To me, what was notable in the case was the court’s tolerance for “bad driving,” as it indeed seems to excuse virtually anything that can occur on the road (short of intentional homicide through use of a vehicle). Couldn’t you say that every instance of crazy disregard for road rules is simply “bad driving?” The whole nation suffers from a case of bad driving. Perhaps the reaction of “wadda ya gonna do about it..” is not a good way to get the country to focus on road safety.

Local news

I often complain that our local paper has no inherent value to it. In fact, I don’t only complain, I ACT (I cancelled a subscription to the Wisconsin State Journal some time ago). I think my friends believe that I sometimes overreact to things, because some have been faithfully keeping me informed of what I have been missing.

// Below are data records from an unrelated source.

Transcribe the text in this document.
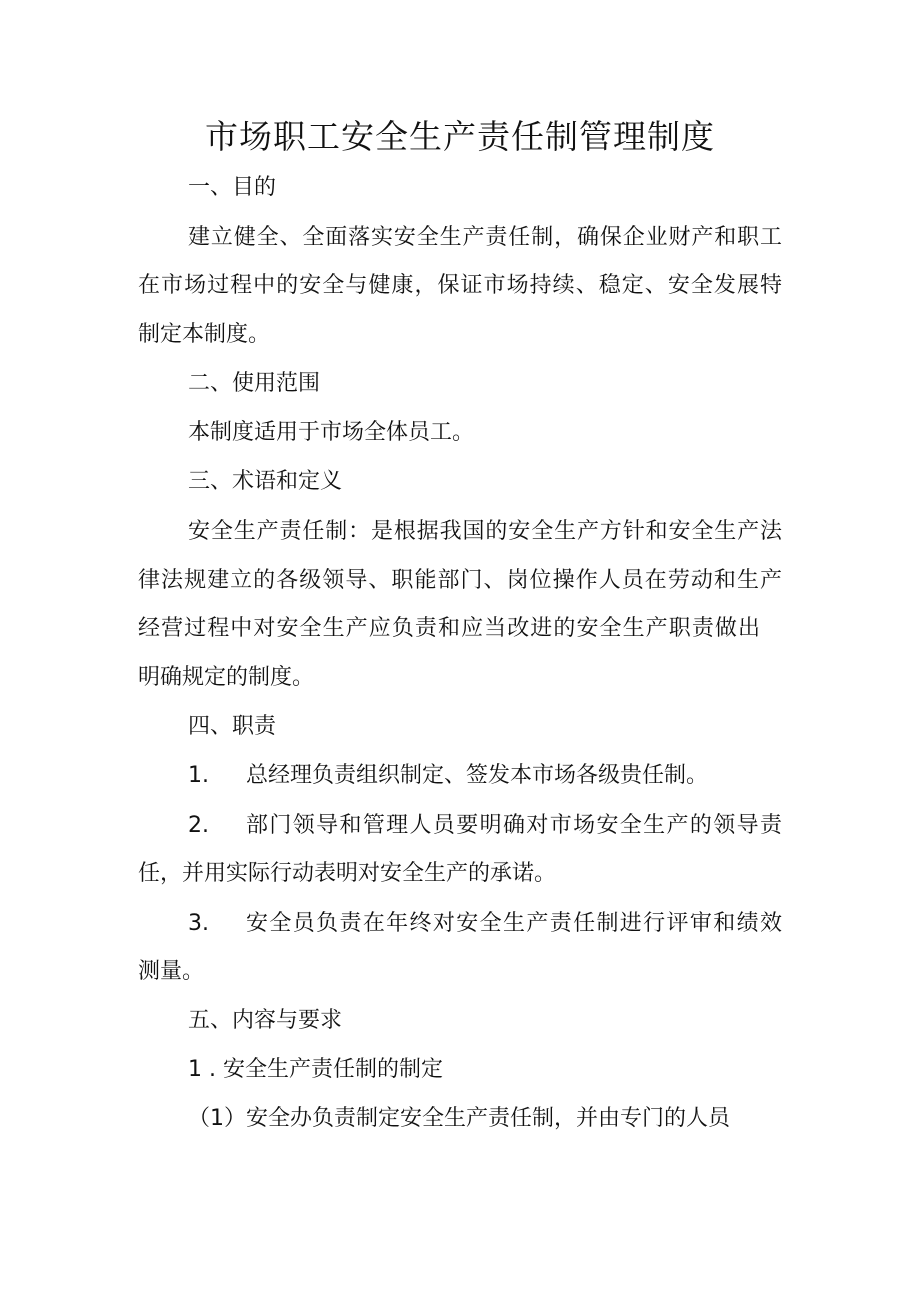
市场职工安全生产责任制管理制度
一、目的
建立健全、全面落实安全生产责任制，确保企业财产和职工
在市场过程中的安全与健康，保证市场持续、稳定、安全发展特
制定本制度。
二、使用范围
本制度适用于市场全体员工。
三、术语和定义
安全生产责任制：是根据我国的安全生产方针和安全生产法
律法规建立的各级领导、职能部门、岗位操作人员在劳动和生产
经营过程中对安全生产应负责和应当改进的安全生产职责做出
明确规定的制度。
四、职责
1. 总经理负责组织制定、签发本市场各级贵任制。
2.	部门领导和管理人员要明确对市场安全生产的领导责
任，并用实际行动表明对安全生产的承诺。
3.	安全员负责在年终对安全生产责任制进行评审和绩效
测量。
五、内容与要求
1 . 安全生产责任制的制定
（1）安全办负责制定安全生产责任制，并由专门的人员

For instance, tonight, a reader sent me the following clipping from out local paper (it is, bizarrely, about Kenya):

"After 10 years, he gets a bath.

A Kenyan villager who had not bathed in 10 years was stripped and scrubbed clean by neighbors sickened by the stench, local media reported on Saturday.
Four neighbors swooped on the 52-year-old-man in rural western Kenya, tying him up with a rope before washing him in public, the daily Kenya Times said.
It took four hours to clean the man, whose body was also scoured with sand to remove a thick layer of filth.
The man, a bachelor, has promised to wash once a day, and now hopes to find a wife, the newspaper said."

It is quite possible that absolutely no hint was intended with the transmission of the article. On the other hand, I saw the person who sent me this on Saturday, and she may be reacting to our particular encounter, though I don’t think so. Under normal circumstances, I may postpone a shower until after going to the gym (or for a run, or for another form of exercise), but on that particular Saturday, I distinctly remember showering very early in the morning, in anticipation of a very long day with many people-encounters.